The master of divinity degree is a three-year program that is the standard of education many ministers would have attained. The two-year master of Christian Studies is for people "who are wanting to integrate their Christian faith with some aspect of their professional life."

Programs in that area are tailored to the individual. Someone might study faith and the environment or spirituality and healing, for example. The first year of that degree is a set course of study shared by everyone. In the second year, the tailored programs come into play.

"It's important for Christians to be able to think deeply about their faith in ways that touch issues of modern life."

General courses include biblical interpretation, Old and New Testament survey, applied theology and more. The master's degree includes segments on communication, leadership, relationships and worship. Other offerings range from "Cross-Cultural Living in Utah: Christians in Zion" to "Worship That Ignites the Heart" and "How to Speak the Truth in Love."

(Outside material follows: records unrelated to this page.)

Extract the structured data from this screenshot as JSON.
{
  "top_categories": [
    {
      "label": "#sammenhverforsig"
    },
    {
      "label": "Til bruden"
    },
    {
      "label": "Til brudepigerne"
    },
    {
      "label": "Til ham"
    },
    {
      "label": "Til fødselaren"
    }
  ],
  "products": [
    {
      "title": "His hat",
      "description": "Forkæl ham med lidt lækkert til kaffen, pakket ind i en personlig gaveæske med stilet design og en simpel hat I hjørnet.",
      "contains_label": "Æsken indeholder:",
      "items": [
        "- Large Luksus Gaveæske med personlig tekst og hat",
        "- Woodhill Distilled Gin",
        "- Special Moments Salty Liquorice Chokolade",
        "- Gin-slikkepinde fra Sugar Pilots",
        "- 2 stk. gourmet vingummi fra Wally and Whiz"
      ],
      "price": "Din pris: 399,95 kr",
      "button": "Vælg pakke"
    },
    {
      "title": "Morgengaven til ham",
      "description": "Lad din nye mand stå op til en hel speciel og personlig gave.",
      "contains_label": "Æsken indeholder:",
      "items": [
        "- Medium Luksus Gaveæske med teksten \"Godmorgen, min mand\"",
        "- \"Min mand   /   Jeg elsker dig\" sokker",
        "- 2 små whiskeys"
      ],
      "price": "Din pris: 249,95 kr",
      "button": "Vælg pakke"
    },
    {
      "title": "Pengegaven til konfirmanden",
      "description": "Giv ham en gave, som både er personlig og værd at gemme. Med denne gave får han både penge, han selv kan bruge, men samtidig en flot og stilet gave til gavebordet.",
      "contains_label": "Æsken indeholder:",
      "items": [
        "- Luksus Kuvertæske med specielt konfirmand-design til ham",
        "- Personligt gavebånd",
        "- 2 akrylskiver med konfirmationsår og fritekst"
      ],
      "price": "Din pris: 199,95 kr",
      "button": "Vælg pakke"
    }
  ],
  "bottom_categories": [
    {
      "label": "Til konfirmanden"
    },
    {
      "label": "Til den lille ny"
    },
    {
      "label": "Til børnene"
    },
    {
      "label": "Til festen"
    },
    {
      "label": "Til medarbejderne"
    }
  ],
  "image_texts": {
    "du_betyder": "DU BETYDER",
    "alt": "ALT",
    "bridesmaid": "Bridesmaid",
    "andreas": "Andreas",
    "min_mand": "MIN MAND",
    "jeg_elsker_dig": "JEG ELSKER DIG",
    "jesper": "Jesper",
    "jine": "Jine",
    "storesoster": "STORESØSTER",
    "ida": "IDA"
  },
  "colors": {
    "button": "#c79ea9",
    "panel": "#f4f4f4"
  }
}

Over the next seven years, the seminary hopes to graduate 700 students, Mulholland said.

Not all of the institute's students have been Protestant. A few Catholics and members of The Church of Jesus Christ of Latter-day Saints have attended, as well as those of "every conceivable religion," he said. But most have been Protestants, as are the three full-time faculty members, who also carry administrative loads. The seminary also has four adjunct faculty who teach one or two classes a term. And the students benefit from visiting lecturers, most often people with national and international reputations in their area of expertise.

The most important thing, said Mulholland, is that the seminary is unique in Utah. It's the only seminary between San Francisco and Denver and, for too long, "promising leaders" have had to go out of state to receive what Mulholland describes as a "Christ-centered theological education."

The board of directors believes that students will be attracted to the school from across the nation.